Using the Install and Test Framework With a Local Tool Shed

The Install and Test Framework could be used against a local Tool Shed, by making sure sure the Tool Shed server is started and setting the following environment variables.

export GALAXY_INSTALL_TEST_TOOL_SHED_API_KEY=<an API key for the Tool Shed admin user>
export GALAXY_INSTALL_TEST_TOOL_SHED_URL=<URL and port of the local Tool Shed>
export GALAXY_INSTALL_TEST_TOOL_SHEDS_CONF=<config file that contains the Tool Shed URL, e.g., see tool_sheds_conf.xml in Galaxy install directory>
export GALAXY_INSTALL_TEST_TOOL_DEPENDENCY_DIR=<directory to install tool dependencies, e.g., /tmp/tool_dependency_dir>
export GALAXY_TOOL_DEPENDENCY_DIR=$GALAXY_INSTALL_TEST_TOOL_DEPENDENCY_DIR

After setting the above environment variables, one would execute the following preparation scripts from the Galaxy installation directory.

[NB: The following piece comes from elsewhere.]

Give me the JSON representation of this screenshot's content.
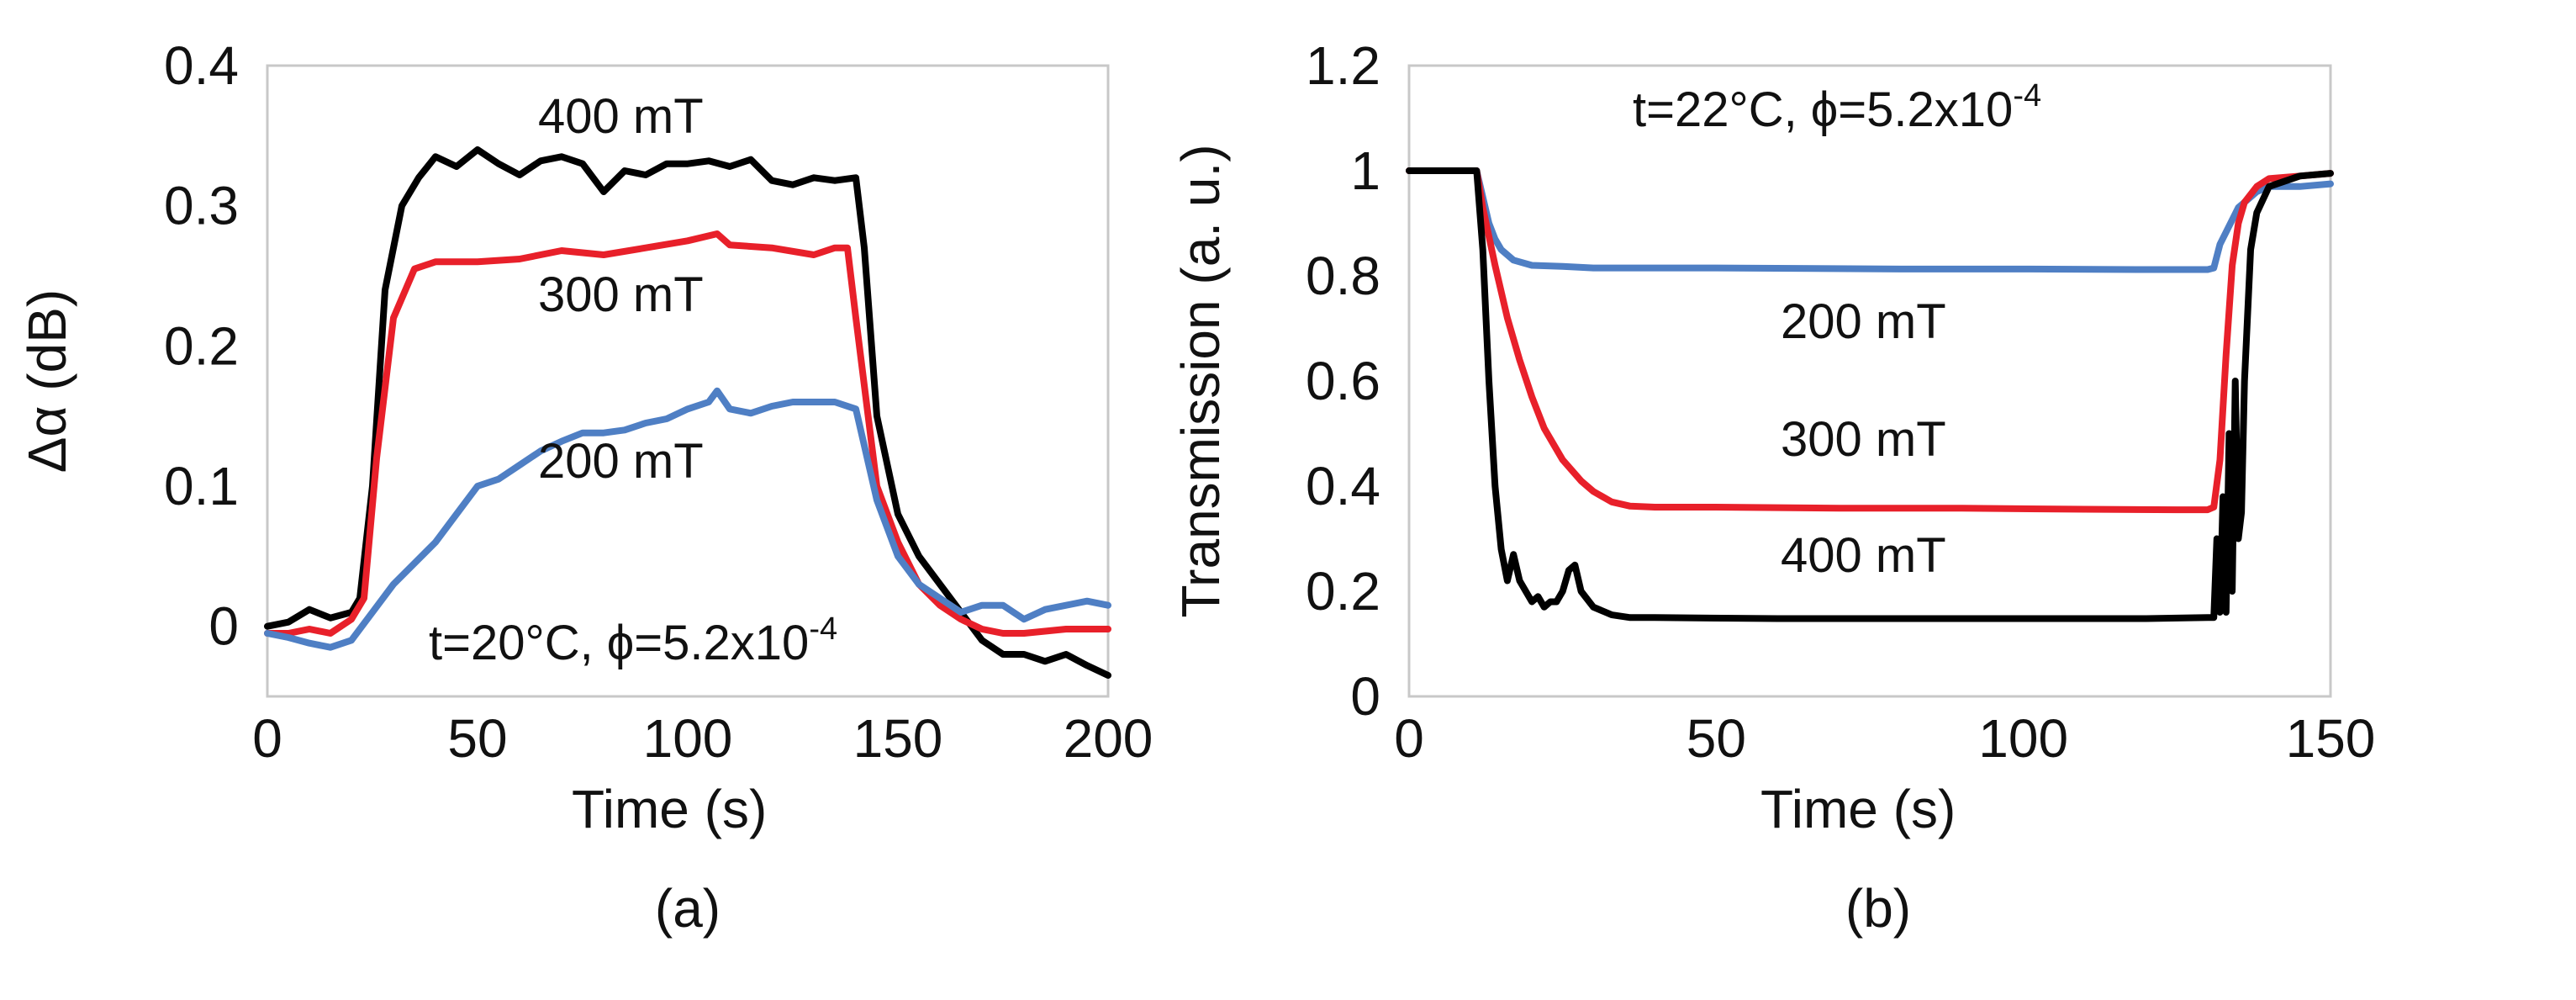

python ./lib/tool_shed/scripts/check_tool_dependency_definition_repositories.py ./tool_shed_wsgi.ini

python ./lib/tool_shed/scripts/check_repositories_for_functional_tests.py ./tool_shed_wsgi.ini

When the above 2 scripts were completed, one would execute the following script from the Galaxy installation directory.

sh install_and_test_tool_shed_repositories.sh

Running the script as defined above with no parameters would execute Stage 1 followed immediately by Stage 2. To run only stage 1, which tested only Tool dependency definition repositories, the following call would be used.

sh install_and_test_tool_shed_repositories.sh -w tool_dependency_definitions

To run only stage 2, which tested only Unrestricted repositories, the following call would be used.

sh install_and_test_tool_shed_repositories.sh -w repositories_with_tools

You’d need to manually clean up files created in the directory specified by the GALAXY_INSTALL_TEST_TOOL_DEPENDENCY_DIR environment variable for each test run.

Good thing we found a cleaner solution!